After a rocky start in 2017, DAOs are emerging as the next big wave in crypto. They’re coming on the scene after surges in interest in DeFi—decentralized finance—and then NFTs—non-fungible tokens. 

What’s a DAO? It stands for decentralized autonomous organization. It’s thought to be the future of the firm. Instead of a corporation that issues contracts with employees, a DAO folds all those contracts into the blockchain using smart contracts. The rules are encoded in software and enforced by software.

Crypto natives are turning to DAOs to figure out how to collectively manage all the assets they collected, and want to collect in both of those earlier waves. This has created interesting new situations. 

For instance, the first DAO was conceived as a sort of venture fund on a blockchain. People could buy into the DAO with Ether and receive tokens in return. These tokens granted them membership and the ability to vote on key DAO decisions, such as what it should invest in to make a return for members. 

Here’s Olaf Carlson-Wee, who famously parlayed a Vassar sociology degree into a gig as the first employee at Coinbase—and now a crypto hedge fund called Polychain Capital with over $300 million under management—on the idea:

“I like to call these internet sovereign corporations, because I think that sometimes this idea of DAOs or Decentralized Autonomous Organizations, people often think about, sort of a community governance system. In this case, I'm really talking about what might be what you might call like a capitalist entity, where it's actually trying to go out and accumulate capital and then use that capital to actually grow the amount of capital that it's managing, very much in the way that a traditional corporation would.“

From the ashes of The DAO, come DAOs

While the first DAO imploded because of a loophole in its code that was exploited, its vision lives on. Vibrant communities have sprung up in crypto today that organize themselves as DAOs and who pool their collective funds in DAO treasuries. The members then propose and vote on how to spend those tokens. 

These community-centric DAOs have now attracted the attention of VCs—the people that the first DAO was supposed to emulate. It seems the VCs themselves recognize that DAOs could make wiser investment decisions than them, and that the utility created by these communities could itself generate outsized returns. 

One example is Sushiswap, a decentralized exchange. It’s a DAO with some 60,000 token holders. These token holders had to make a decision when prominent VCs came knocking, asking for a chunk of Sushi tokens in return for cash. Instead of the Sushi founders (who are pseudonymous cartoon characters, with names like 0xMaki) pitching the VCs for the funding, it was the VCs cajoling the community to agree to their terms. 
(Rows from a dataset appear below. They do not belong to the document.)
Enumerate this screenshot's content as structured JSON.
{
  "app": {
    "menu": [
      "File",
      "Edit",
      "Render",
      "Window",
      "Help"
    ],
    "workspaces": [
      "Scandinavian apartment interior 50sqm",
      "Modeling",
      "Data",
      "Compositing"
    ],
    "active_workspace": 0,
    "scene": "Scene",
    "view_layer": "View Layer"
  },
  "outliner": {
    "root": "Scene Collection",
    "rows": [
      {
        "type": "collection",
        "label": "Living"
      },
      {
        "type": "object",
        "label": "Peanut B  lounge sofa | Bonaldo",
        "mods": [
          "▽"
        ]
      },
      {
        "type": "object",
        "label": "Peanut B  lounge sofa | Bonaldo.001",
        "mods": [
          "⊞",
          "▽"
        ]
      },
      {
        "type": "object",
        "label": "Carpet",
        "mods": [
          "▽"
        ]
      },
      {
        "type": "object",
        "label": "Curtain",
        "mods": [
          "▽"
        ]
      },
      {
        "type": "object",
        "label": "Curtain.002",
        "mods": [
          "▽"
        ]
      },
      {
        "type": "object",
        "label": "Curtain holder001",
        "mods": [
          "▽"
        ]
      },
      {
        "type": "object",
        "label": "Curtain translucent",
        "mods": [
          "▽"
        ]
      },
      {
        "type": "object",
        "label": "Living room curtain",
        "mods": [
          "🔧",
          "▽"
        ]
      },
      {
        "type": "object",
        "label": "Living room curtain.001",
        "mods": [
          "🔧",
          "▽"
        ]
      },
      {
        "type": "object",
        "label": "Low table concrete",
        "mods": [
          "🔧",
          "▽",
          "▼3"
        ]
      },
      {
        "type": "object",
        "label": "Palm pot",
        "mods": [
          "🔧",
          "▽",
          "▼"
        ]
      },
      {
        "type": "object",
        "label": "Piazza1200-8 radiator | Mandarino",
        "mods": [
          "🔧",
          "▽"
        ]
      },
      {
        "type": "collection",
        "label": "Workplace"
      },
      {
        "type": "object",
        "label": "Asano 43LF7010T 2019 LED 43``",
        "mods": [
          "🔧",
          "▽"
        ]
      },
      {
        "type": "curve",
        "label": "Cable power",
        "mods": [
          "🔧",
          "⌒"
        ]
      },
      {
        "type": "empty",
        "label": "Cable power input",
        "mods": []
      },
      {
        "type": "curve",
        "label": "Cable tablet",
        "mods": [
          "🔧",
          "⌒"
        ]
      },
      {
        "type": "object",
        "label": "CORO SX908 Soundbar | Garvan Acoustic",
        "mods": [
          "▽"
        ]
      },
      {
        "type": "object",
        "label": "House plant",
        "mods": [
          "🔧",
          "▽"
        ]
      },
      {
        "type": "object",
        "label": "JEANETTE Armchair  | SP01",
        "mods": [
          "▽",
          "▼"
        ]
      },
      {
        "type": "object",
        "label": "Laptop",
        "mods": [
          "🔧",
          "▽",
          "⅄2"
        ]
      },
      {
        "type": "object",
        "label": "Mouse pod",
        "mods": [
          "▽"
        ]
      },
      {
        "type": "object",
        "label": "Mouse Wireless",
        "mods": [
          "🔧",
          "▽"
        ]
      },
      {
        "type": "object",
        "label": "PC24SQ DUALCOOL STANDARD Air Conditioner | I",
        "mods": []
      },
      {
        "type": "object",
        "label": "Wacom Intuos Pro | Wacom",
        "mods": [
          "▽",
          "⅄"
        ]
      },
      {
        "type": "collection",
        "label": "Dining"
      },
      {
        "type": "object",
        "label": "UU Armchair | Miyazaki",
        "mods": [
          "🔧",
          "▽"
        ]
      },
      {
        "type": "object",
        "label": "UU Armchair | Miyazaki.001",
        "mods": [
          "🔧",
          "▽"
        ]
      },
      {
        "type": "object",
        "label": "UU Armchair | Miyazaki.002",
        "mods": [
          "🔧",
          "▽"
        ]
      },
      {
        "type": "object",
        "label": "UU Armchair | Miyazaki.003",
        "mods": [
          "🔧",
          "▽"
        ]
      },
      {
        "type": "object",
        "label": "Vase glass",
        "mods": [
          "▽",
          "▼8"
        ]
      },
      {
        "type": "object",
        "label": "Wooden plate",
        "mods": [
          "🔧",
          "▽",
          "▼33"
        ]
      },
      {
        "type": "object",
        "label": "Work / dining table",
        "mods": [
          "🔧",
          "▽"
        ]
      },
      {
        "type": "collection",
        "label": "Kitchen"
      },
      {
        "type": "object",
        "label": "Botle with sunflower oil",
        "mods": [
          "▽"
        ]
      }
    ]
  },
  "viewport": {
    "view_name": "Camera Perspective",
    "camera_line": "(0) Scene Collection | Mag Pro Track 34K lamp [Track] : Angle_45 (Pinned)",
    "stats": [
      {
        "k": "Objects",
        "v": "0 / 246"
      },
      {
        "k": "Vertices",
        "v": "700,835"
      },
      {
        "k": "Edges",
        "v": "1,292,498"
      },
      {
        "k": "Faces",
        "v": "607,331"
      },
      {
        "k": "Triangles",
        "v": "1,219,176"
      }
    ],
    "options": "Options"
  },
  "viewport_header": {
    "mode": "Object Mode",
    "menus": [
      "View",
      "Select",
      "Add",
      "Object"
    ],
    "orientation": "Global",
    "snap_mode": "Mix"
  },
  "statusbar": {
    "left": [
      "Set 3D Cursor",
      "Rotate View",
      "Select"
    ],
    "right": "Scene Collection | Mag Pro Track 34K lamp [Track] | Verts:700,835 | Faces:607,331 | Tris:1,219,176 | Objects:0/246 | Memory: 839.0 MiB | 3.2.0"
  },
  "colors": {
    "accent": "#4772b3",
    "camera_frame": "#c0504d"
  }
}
Something similar happened with a DAO called FWB, which stands for Friends With Benefits. It’s been described as a sort of internet Soho House (but without the house), where designers, musicians and the odd famous name, like Linkin Park’s Mike Shinoda, hang out. You have to hold a certain sum of FWB tokens to gain access to the cool channels on Discord, where all the activity takes place. 

Some of the world’s biggest name VCs, including Andreessen Horowitz partner Chris Dixon, wanted in on the action. They found themselves pitching FWB holders on a live Discord voice-chat to buy a chunk of FWB, that would value the community at $100 million. The community ultimately approved the sale, and the process sent the token soaring from $10 to nearly $200 in weeks. 

Discipline and governance

But all of this proposing, evaluating pitches, and interminable discussing and forum posting seems like an awful lot of work. In fact, much of the participation in DAOs revolves around jumping on Zoom calls (“community calls”), making sure to read forum threads and post thoughtful replies, and checking DMs to make sure you haven’t missed any of your DAO member duties. 

If all of the above sounds awfully like the bureaucracy of governing, you’re probably right. At this point, it might be helpful to invoke Michel Foucault (bear with me!) to help us think about this supposedly new paradigm where anyone can be a part-owner, part-worker in a DAO. Foucault told us about “governmentality”, the idea that governing is not limited to governments. Instead, societies are governed by a set of institutions, processes, and other mechanisms that cause people to behave in certain ways. Governmentality is the “game of government”.

The key thing about Foucault’s notion of governmentality is that it’s dispersed. Instead of people doing things only because of coercion by the state or a mega corporation, governmentality explains that people also choose to exert discipline on themselves. When members of DAOs take it upon themselves to participate in governance using their tokens, they are also manifesting the processes of governmentality. Foucault’s explanation around the “disciplinary power” that individuals exert on themselves is instructive here. This critique explains:

“The focus remains therefore on the mundane; on ‘meticulous, often minute techniques’, which control the behavior of a collective. In this governmentalized space, tactics – and not laws – are what is important to observe the relations of power that produce governor/governed identities.”

If we view DAOs and the bureaucracy of administering and governing them through Foucault’s lens, we end up with a picture that looks less like the future of work, and more like the work of governmentality conducted over the internet. 

So members of a DAO may not be themselves a government, at least not of a nation-state, but neither are they rebels against government, despite what they would tell you about reinventing work and society on a blockchain. Instead, they discipline themselves, stick to meticulous bureaucratic routines, and become themselves agents of governmentality.